4.3.2.9 Descriptor/Potency File
If you wish to simultaneously import a separate descriptor/potency file, check the Descriptors/Potencies from file below box, and fill in the file name or click on Choose to select the file. Also, be sure to select whether the descriptor/potency file is space- or comma-delimited.
See 4.3.2.4 for the format of this file.
NOTE: The compound identifiers are assumed to correspond to the compound name field you want to use in the SD file. (See 4.3.2.10.)
NOTE: Very early releases of ChemTree required that there be a one-to-one in the same order mapping between rows of the descriptor/potency file and compound structure. This is no longer the case. The compounds can now be put in any order, and ChemTree will match them up. If some compound names don’t match up with entries in the descriptor/potency file, a warning will be displayed afterward telling how many compounds couldn’t be imported.

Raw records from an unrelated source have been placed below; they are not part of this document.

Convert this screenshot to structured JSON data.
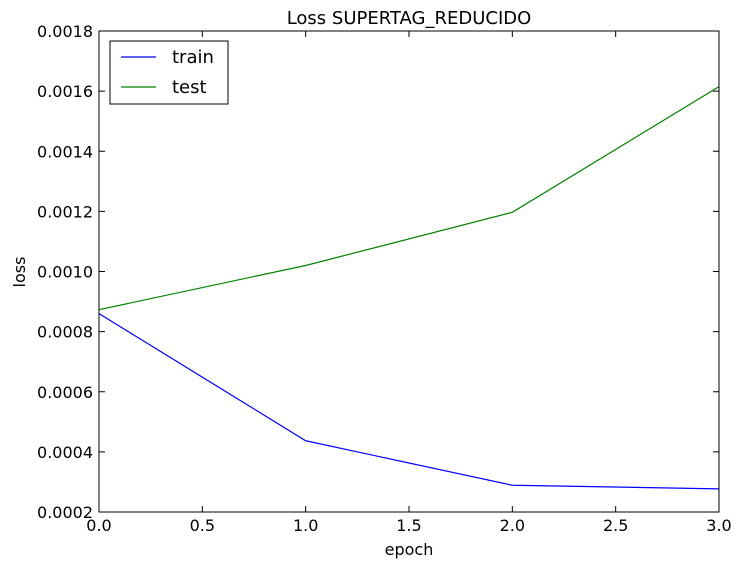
{
  "chart_data": {
    "type": "line",
    "title": "Loss SUPERTAG_REDUCIDO",
    "xlabel": "epoch",
    "ylabel": "loss",
    "xlim": [
      0.0,
      3.0
    ],
    "ylim": [
      0.0002,
      0.0018
    ],
    "x_ticks": [
      "0.0",
      "0.5",
      "1.0",
      "1.5",
      "2.0",
      "2.5",
      "3.0"
    ],
    "y_ticks": [
      "0.0002",
      "0.0004",
      "0.0006",
      "0.0008",
      "0.0010",
      "0.0012",
      "0.0014",
      "0.0016",
      "0.0018"
    ],
    "x": [
      0,
      1,
      2,
      3
    ],
    "series": [
      {
        "name": "train",
        "color": "#0000ff",
        "values": [
          0.00086,
          0.000437,
          0.000289,
          0.000277
        ]
      },
      {
        "name": "test",
        "color": "#008000",
        "values": [
          0.000873,
          0.00102,
          0.001197,
          0.001615
        ]
      }
    ],
    "grid": false,
    "legend_position": "top-left"
  }
}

4.3.2.10 Additional Dialog(s)
After you click the OK button to start the importation, an additional dialog appears so you may select the correct compound name field within the SD file. The dialog gives possible fields to be selected, plus a sample value for each field derived from the first (valid) compound in the SD file. (See Fig. 4.6)
|
The Header Name field is selected by default. If you are also importing a descriptor/potency file, remember to match the name field in that file when you select this field.
After you select the Header Name field, importation will start. After an initial file SD file scan, and if you have any SD fields not needed for the compound name, you will additionally be asked to select, from a very similar-looking window, the descriptor fields you wish to import directly from the SD file.